Open jashapiro opened 4 years ago
Soem simple statistics comparing the ENCODE blacklist to our current blacklist file: The ENCODE blacklist consists of 71570285 bp in 910 regions
I compared the encode blacklist to components of our current blacklist using bedtools jaccard
file | intersection | union | jaccard | n_intersections |
---|---|---|---|---|
centromeres.bed | 65782885 | 98687400 | 0.666578 | 59 |
heterochromatin.bed | 2229051 | 205668649 | 0.0108381 | 43 |
immunoglobulin_regions.bed | 1174 | 78705587 | 1.49163e-05 | 2 |
segmental_dups.bed | 2459981 | 209957022 | 0.0117166 | 173 |
telomeres.bed | 166447 | 96361119 | 0.00172733 | 10 |
It appears that the ENCODE blacklist covers a good fraction of the centromeres (though not all), but other components are largely independent.
2908285 bp would be newly added to our blacklist by including the ENCODE blacklist.

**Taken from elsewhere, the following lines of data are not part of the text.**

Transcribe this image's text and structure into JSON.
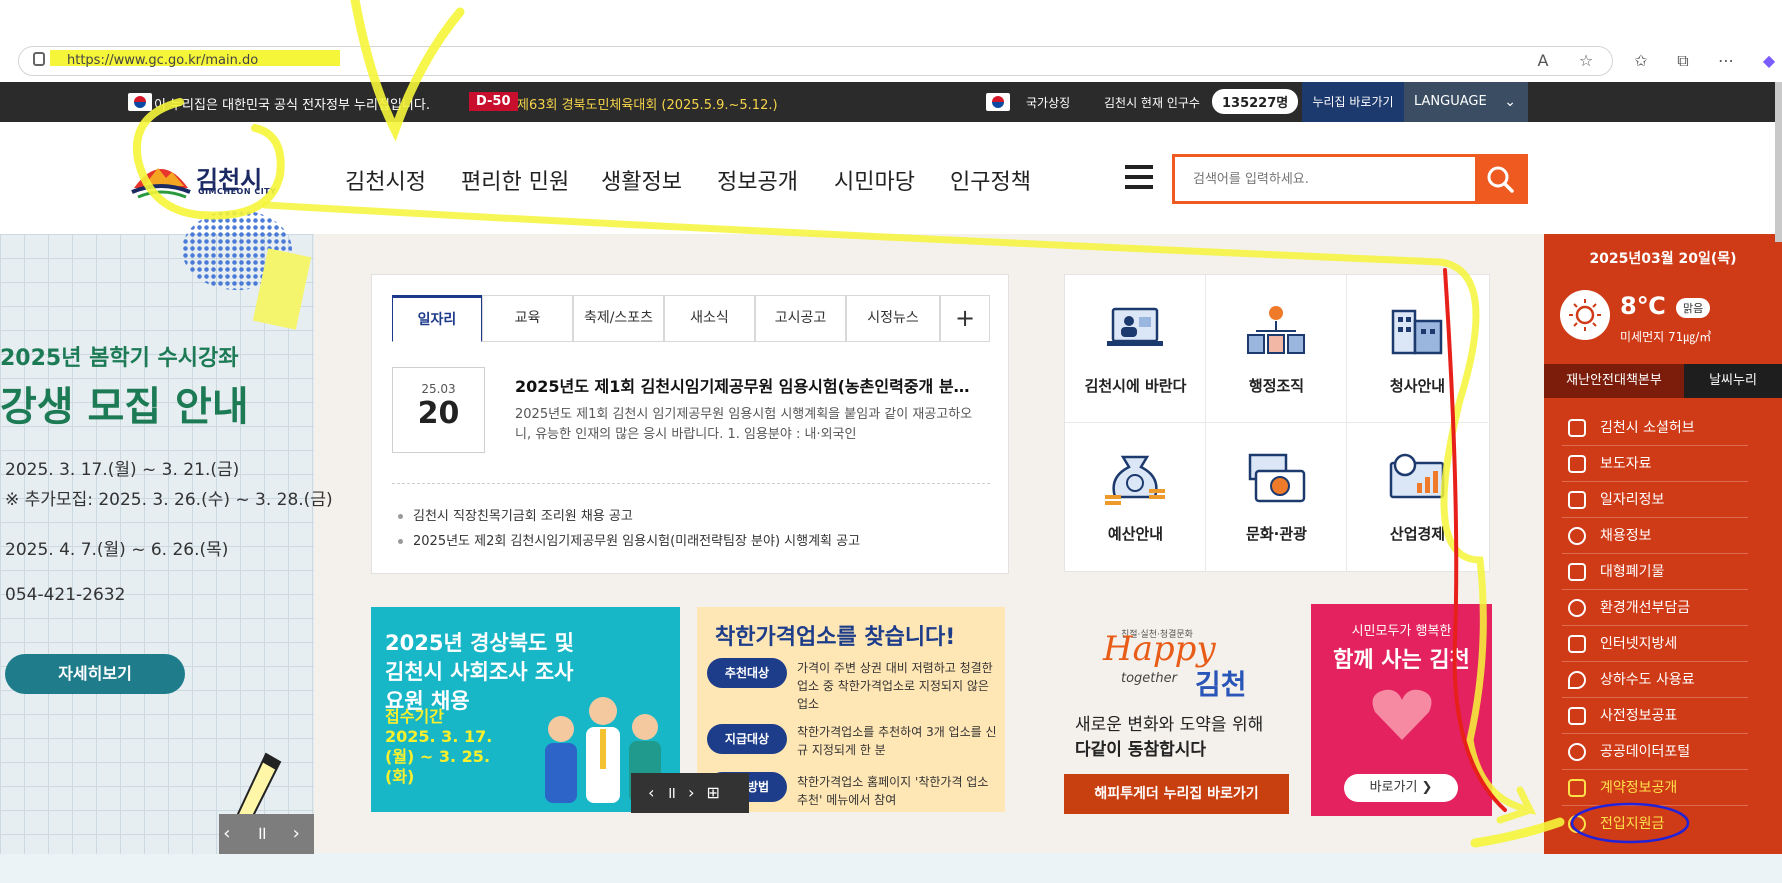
{
  "browser": {
    "url": "https://www.gc.go.kr/main.do"
  },
  "govbar": {
    "notice": "이 누리집은 대한민국 공식 전자정부 누리집입니다.",
    "dday": "D-50",
    "event": "제63회 경북도민체육대회 (2025.5.9.~5.12.)",
    "national_symbol": "국가상징",
    "population_label": "김천시 현재 인구수",
    "population_value": "135227명",
    "shortcut": "누리집 바로가기",
    "language": "LANGUAGE"
  },
  "header": {
    "logo_text": "김천시",
    "logo_sub": "GIMCHEON CITY",
    "nav": [
      "김천시정",
      "편리한 민원",
      "생활정보",
      "정보공개",
      "시민마당",
      "인구정책"
    ],
    "search_placeholder": "검색어를 입력하세요."
  },
  "left_banner": {
    "title1": "2025년 봄학기 수시강좌",
    "title2": "강생 모집 안내",
    "line1": "2025. 3. 17.(월) ~ 3. 21.(금)",
    "line2": "※ 추가모집: 2025. 3. 26.(수) ~ 3. 28.(금)",
    "line3": "2025. 4. 7.(월) ~ 6. 26.(목)",
    "line4": "054-421-2632",
    "button": "자세히보기"
  },
  "news": {
    "tabs": [
      "일자리",
      "교육",
      "축제/스포츠",
      "새소식",
      "고시공고",
      "시정뉴스"
    ],
    "add": "+",
    "date_month": "25.03",
    "date_day": "20",
    "title": "2025년도 제1회 김천시임기제공무원 임용시험(농촌인력중개 분…",
    "desc": "2025년도 제1회 김천시 임기제공무원 임용시험 시행계획을 붙임과 같이 재공고하오니, 유능한 인재의 많은 응시 바랍니다. 1. 임용분야 : 내·외국인",
    "items": [
      "김천시 직장친목기금회 조리원 채용 공고",
      "2025년도 제2회 김천시임기제공무원 임용시험(미래전략팀장 분야) 시행계획 공고"
    ]
  },
  "quick": [
    "김천시에 바란다",
    "행정조직",
    "청사안내",
    "예산안내",
    "문화·관광",
    "산업경제"
  ],
  "banner1": {
    "title": "2025년 경상북도 및 김천시 사회조사 조사요원 채용",
    "period_label": "접수기간",
    "period": "2025. 3. 17.(월) ~ 3. 25.(화)"
  },
  "banner2": {
    "title": "착한가격업소를 찾습니다!",
    "rows": [
      {
        "label": "추천대상",
        "text": "가격이 주변 상권 대비 저렴하고 청결한 업소 중 착한가격업소로 지정되지 않은 업소"
      },
      {
        "label": "지급대상",
        "text": "착한가격업소를 추천하여 3개 업소를 신규 지정되게 한 분"
      },
      {
        "label": "추천방법",
        "text": "착한가격업소 홈페이지 '착한가격 업소 추천' 메뉴에서 참여"
      }
    ]
  },
  "happy": {
    "logo_small": "친절·실천·청결문화",
    "logo_main": "Happy",
    "logo_together": "together",
    "logo_city": "김천",
    "text1": "새로운 변화와 도약을 위해",
    "text2": "다같이 동참합시다",
    "button": "해피투게더 누리집 바로가기"
  },
  "together": {
    "sub": "시민모두가 행복한",
    "title": "함께 사는 김천",
    "button": "바로가기 ❯"
  },
  "right_panel": {
    "date": "2025년03월 20일(목)",
    "temp": "8℃",
    "condition": "맑음",
    "dust": "미세먼지 71㎍/㎥",
    "tab1": "재난안전대책본부",
    "tab2": "날씨누리",
    "items": [
      "김천시 소셜허브",
      "보도자료",
      "일자리정보",
      "채용정보",
      "대형폐기물",
      "환경개선부담금",
      "인터넷지방세",
      "상하수도 사용료",
      "사전정보공표",
      "공공데이터포털",
      "계약정보공개",
      "전입지원금"
    ]
  },
  "colors": {
    "accent": "#ee5a1f",
    "panel": "#cf3a17",
    "navy": "#1d3a8a",
    "highlight": "#f5f53a"
  }
}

In our analysis of copy number variation, we currently use a manually curated set of regions for which copy number variant analysis tends to be inaccurate, but this list is not tied to a clear public resource that is easily referenced and downloadable. The current list also seems to miss many false positive-prone regions, as indicated by strong banding patterns independent of sample type in figures such as this heatmap of CN variation
The ENCODE blacklist may provide an alternative resource for identifying regions which may be problematic in CNV analysis as well as other analyses where mismapping can lead to error.

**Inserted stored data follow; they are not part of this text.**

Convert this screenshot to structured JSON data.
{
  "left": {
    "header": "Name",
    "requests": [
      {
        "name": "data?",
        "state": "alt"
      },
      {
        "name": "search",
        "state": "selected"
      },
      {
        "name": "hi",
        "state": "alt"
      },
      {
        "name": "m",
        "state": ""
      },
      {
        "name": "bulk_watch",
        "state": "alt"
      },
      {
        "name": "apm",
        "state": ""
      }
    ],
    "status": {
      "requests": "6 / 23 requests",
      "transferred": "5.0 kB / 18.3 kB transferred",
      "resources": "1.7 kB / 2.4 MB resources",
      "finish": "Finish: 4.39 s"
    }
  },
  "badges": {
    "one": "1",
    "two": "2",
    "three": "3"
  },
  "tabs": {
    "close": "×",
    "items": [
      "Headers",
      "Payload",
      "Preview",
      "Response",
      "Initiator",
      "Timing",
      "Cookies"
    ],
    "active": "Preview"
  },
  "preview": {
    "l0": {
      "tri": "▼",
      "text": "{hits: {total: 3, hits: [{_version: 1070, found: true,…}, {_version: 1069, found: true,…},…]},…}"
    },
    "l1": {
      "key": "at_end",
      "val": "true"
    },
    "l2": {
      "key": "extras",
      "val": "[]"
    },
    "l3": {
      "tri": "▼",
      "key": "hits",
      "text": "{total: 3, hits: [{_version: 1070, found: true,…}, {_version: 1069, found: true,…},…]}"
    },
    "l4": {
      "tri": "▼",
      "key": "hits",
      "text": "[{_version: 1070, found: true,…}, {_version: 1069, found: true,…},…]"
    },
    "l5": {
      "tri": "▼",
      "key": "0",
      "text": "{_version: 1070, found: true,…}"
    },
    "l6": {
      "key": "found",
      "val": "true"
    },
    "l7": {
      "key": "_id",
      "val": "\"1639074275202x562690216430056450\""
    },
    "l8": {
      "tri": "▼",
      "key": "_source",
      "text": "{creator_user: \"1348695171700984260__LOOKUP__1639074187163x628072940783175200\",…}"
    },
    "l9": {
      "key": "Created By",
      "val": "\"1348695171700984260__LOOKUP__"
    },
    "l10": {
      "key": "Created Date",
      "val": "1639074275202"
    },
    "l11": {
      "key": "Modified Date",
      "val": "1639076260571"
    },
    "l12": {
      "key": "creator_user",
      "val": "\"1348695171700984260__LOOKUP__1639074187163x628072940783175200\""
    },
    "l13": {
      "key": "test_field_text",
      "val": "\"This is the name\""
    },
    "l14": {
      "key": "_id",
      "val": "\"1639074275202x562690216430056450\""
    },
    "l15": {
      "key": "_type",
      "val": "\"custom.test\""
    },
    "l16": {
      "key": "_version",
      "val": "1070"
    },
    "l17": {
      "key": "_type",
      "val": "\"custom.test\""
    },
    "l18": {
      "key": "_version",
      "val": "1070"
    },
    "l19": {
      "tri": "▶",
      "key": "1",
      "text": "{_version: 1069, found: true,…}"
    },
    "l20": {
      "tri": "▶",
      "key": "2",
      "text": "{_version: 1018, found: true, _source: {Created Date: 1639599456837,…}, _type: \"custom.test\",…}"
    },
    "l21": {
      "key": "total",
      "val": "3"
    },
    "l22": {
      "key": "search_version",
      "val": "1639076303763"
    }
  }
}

A previous version of this blacklist and discussion of the situations where its use is recommended is published here:
Amemiya, H.M., Kundaje, A. & Boyle, A.P. The ENCODE Blacklist: Identification of Problematic Regions of the Genome. Sci Rep 9, 9354 (2019). https://doi.org/10.1038/s41598-019-45839-z
An updated version of the blacklist has just been released at the following location. https://www.encodeproject.org/files/ENCFF356LFX/
What changes need to be made? Please provide enough detail for another participant to make the update.
The ENCODE blacklist should be compared to our current CNV exclusion lists in the
copy_number_consensus_call
module. If there is sufficient overlap with the current set of excluded regions, we may be able to simply replace the current exclusion regions with the ENCODE blacklist. Otherwise, we may consider adding the ENCODE blacklist to the list of excluded regions.Results should be checked to see if apparent false positives are reduced, while preserving known signals.
Other analysis, including SNVs, should also be checked against the ENCODE blacklist to avoid potential false positive signals.